Election 2022: Sample primary ballots for every Alabama county | #republicans | #Alabama | #GOP

After months of reading about the upcoming Republican and Democratic primaries, now you can make your preparations.

Sample ballots for both Republican and Democratic primaries in 67 Alabama counties are now available for review at the Secretary of State’s website. The primary is May 24.

  • Click here to see sample ballots by county.

Statewide offices, including governor and attorney general, are on the ballot this year and will be on every ballot – based on the party of the candidate. The lieutenant governor’s office is not on the ballot because the incumbent, Will Ainsworth, has no opposition in either the Republican or Democratic primary.

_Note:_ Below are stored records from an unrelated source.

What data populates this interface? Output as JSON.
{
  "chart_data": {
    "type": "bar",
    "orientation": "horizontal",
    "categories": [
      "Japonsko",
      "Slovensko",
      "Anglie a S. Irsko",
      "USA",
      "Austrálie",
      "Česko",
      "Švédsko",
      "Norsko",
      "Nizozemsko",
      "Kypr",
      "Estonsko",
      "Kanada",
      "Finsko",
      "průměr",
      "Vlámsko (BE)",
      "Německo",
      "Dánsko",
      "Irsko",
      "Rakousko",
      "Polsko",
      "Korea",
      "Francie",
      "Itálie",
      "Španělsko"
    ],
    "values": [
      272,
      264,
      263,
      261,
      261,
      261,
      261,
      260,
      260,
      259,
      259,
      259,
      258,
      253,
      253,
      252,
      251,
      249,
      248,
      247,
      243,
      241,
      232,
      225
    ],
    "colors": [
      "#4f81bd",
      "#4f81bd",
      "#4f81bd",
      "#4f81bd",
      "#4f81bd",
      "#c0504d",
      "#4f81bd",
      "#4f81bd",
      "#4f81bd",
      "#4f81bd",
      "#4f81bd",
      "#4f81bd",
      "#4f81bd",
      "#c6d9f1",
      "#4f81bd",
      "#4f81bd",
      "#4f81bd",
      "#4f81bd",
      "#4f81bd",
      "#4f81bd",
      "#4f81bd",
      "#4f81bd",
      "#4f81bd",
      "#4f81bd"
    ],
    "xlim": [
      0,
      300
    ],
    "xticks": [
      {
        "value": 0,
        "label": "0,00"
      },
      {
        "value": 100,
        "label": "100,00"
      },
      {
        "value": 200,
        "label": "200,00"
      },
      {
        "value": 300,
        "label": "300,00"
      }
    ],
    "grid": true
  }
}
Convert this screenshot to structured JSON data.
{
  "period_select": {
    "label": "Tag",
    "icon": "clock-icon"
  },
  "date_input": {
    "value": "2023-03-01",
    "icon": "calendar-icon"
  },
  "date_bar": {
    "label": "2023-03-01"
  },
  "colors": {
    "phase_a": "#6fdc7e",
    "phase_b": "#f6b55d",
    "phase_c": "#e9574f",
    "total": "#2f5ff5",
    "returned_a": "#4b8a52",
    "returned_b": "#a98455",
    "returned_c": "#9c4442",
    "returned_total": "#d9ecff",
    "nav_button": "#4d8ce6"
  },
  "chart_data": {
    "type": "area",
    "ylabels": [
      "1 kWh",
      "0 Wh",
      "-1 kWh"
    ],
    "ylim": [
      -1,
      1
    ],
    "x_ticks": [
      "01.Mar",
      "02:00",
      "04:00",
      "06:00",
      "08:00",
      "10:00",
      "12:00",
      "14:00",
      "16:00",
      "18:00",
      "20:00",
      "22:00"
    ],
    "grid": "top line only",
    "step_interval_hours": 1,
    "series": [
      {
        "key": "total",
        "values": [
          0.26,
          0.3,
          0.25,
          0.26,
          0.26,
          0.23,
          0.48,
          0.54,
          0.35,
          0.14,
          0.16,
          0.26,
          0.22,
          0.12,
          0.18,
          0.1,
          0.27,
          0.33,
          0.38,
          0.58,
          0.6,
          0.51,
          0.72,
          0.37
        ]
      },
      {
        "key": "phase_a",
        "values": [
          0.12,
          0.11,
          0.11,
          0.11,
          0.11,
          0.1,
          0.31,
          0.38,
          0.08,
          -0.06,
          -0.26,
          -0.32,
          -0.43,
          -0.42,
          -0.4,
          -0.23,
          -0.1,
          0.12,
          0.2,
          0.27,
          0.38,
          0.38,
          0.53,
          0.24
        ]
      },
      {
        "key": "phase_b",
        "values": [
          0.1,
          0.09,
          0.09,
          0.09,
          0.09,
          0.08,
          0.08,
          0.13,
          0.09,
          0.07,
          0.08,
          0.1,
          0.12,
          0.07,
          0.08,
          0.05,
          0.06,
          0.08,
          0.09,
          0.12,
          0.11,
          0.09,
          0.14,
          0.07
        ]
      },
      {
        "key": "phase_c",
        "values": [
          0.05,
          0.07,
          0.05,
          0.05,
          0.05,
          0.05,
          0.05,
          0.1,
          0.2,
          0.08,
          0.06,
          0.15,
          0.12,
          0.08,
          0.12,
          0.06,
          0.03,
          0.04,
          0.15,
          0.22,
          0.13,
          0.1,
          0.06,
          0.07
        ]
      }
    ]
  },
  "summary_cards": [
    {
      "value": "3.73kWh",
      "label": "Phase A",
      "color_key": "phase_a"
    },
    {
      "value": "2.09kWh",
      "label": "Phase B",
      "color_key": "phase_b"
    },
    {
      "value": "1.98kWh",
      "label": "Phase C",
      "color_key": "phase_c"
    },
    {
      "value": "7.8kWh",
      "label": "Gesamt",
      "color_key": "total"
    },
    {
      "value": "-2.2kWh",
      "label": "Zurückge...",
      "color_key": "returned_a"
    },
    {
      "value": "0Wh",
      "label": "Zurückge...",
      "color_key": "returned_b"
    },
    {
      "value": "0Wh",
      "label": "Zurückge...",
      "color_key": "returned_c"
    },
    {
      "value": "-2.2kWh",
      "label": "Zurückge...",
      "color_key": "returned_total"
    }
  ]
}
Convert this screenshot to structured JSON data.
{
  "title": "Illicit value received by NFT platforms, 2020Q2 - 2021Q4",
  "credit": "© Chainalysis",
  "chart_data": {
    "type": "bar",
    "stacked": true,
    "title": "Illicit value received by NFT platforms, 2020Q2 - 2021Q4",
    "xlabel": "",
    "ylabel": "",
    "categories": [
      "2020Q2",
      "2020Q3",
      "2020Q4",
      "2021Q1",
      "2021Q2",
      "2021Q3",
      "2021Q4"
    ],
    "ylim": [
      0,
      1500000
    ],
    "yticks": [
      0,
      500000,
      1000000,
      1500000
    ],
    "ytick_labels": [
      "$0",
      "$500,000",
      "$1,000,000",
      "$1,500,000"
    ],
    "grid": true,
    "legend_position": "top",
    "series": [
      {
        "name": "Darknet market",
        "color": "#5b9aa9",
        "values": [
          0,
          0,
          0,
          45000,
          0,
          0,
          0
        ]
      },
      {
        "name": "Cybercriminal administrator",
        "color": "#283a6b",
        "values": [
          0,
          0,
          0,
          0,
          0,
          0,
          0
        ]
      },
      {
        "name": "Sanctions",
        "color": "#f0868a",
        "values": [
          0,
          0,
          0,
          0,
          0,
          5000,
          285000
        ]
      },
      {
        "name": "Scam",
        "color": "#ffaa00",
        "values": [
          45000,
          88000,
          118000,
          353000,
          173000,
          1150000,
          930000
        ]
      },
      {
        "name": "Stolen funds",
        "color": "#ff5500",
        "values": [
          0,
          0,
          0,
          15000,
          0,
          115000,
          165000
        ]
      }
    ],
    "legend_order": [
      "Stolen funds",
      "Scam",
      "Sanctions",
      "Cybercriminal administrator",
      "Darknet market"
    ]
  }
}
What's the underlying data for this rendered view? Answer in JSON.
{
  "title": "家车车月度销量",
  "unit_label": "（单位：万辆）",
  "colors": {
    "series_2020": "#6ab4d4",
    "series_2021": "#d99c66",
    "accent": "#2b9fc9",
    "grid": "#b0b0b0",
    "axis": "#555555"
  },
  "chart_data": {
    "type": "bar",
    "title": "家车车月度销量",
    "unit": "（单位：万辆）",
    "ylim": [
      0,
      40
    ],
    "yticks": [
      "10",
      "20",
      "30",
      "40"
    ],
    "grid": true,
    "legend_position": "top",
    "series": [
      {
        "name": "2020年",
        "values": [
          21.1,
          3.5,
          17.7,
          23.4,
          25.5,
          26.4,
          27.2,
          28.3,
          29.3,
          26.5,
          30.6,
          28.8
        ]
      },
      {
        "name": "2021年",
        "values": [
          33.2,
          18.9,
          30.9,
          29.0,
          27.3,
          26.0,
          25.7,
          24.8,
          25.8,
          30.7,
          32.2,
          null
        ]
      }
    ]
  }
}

All 140 seats in the state legislature are on the ballot, too, but voters will vote only for the candidates in their district. County offices, such as sheriff, will also be on the ballot.

And, of course, the U.S. Senate seat will be on every ballot as well as congressional races.

Only races with two or more candidates will be on the ballot. Uncontested races are not included.

When going to the polls, voters must choose which primary they will vote in. Under a 2017 law, voters are prohibited from crossing over to the other primary to vote in a potential runoff.

If no candidate in a primary receives more than 50 percent of the vote, a runoff will be held May 21 to determine the party nominee. So, for example, if a voter casts a ballot in the Democratic primary, that voter can only vote in a Democratic runoff and not cross over to the Republican primary.

The sample ballots also include Amendment 1, which will be on every ballot and asks voters if they support the state borrowing $85 million to invest in upgrades for Alabama’s 21 state parks. The state House and Senate backed the bill in a combined 127-0 vote in the 2021 legislative session.

On some sample ballots, a one-page explainer on Amendment 1 provides more detail than the brief, one sentence description that will appear on the ballot. The explainer will not be available for review on ballots, according to the Secretary of State’s office.

Polls will be open from 7 a.m. to 7 p.m. on election day.